"We're here, Henriette! We'll rescue you. Hold on."
Then there was the sound of a mighty splash. The poet, who had suddenly closed with his man, had got him to the very edge of the wharf. Apparently one or both had lost their balance. For a moment the fighting ceased. Every one listened. A few yards away they could hear the long, level strokes of a man swimming—one man only. Then Jacob Potts' voice broke the tense silence.
"I'm—I'm done," he moaned.
Aaron Rodd, who had been waiting for the two men running up the steps, swung round. A peaceful man all his life, he was suddenly a fiend. He seized the electric torch from his pocket and brought it down with all his strength on the head of Jacob Potts' opponent. The man fell over with scarcely a cry, just as the publican reeled backwards. The realisation of what had happened gave him a moment's extra strength.
"You've done him, sir," he faltered. "Can you keep those other two off for a moment whilst I get my wind? That brute—hit me—below the belt. I forgot he wouldn't fight fair. Mind this little one. He'll trip you."

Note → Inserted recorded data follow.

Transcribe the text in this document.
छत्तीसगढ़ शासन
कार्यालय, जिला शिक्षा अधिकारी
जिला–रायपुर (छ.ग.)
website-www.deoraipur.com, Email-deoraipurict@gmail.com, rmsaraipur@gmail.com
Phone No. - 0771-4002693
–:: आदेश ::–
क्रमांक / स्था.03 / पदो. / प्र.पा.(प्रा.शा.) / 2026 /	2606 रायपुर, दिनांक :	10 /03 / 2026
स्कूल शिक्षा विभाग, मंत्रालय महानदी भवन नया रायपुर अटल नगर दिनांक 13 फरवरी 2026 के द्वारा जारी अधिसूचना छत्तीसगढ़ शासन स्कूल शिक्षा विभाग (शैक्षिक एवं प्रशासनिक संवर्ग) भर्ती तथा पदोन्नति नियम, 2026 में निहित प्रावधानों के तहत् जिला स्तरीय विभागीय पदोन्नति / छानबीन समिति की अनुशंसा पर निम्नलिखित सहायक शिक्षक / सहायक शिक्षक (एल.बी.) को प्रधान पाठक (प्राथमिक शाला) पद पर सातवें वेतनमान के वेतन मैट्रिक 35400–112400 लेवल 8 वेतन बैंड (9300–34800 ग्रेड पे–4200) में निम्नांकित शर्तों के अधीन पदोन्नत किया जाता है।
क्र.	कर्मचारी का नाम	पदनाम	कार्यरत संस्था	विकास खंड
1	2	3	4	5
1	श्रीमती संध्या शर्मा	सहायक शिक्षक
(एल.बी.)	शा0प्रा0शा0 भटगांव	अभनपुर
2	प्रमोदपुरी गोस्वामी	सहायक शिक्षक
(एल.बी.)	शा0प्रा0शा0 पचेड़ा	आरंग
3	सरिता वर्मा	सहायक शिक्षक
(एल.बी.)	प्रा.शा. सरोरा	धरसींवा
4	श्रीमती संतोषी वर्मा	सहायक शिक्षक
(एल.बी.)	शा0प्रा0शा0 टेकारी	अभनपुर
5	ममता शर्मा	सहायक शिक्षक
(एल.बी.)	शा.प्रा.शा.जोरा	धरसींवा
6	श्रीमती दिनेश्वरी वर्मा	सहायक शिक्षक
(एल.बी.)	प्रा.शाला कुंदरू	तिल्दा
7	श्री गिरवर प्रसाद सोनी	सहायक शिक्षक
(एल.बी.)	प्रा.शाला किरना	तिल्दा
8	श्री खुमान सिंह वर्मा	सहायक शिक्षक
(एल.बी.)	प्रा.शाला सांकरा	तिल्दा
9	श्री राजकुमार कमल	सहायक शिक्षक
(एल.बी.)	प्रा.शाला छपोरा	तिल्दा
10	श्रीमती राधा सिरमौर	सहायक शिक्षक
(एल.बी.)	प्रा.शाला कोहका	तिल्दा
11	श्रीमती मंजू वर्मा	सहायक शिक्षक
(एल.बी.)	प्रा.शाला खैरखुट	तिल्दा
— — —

Aaron Rodd turned almost with a laugh to meet his two assailants. It seemed to him that there was a new joy in the world. He whirled the torch over his head, missed the skull of the nearest of the new-comers and brought it crashing on to his shoulder. At the same time he himself received a fierce blow from the second man, staggered, tripped and recovered himself. The whole place went round. He put his hands up for a moment before his head, felt them battered down, struck wildly again and again. One of his blows went home with a sickening thud and the joy of it thrilled him. Both men were closing in upon him, however. On the other side of the wharf they could hear the gate being rattled. There was a low whistle, twice repeated. The man from the boat shouted.
"Climb the gate, boys."
"There's more of 'em," Jacob Potts gasped. "Keep it up for a moment, Mr. Rodd. I'm coming in to help you."
Then there was another hush, ominous, in a sense mysterious. There was a sound which conveyed little enough to Aaron Rodd, but which the others recognised promptly enough—the long, mechanical swing of oars. Without a second's hesitation, Aaron's two assailants turned and ran, fleet-footed and silent, off the wharf, and vanished somewhere in the darkness. The gate was rattled no more and from up the street came the sound of flying footsteps. Jacob Potts began to sob.
"It's the police—the river police! That ever I should be glad to welcome 'em! Get down to the boat, Mr. Rodd. My God, what's come to you, sir!"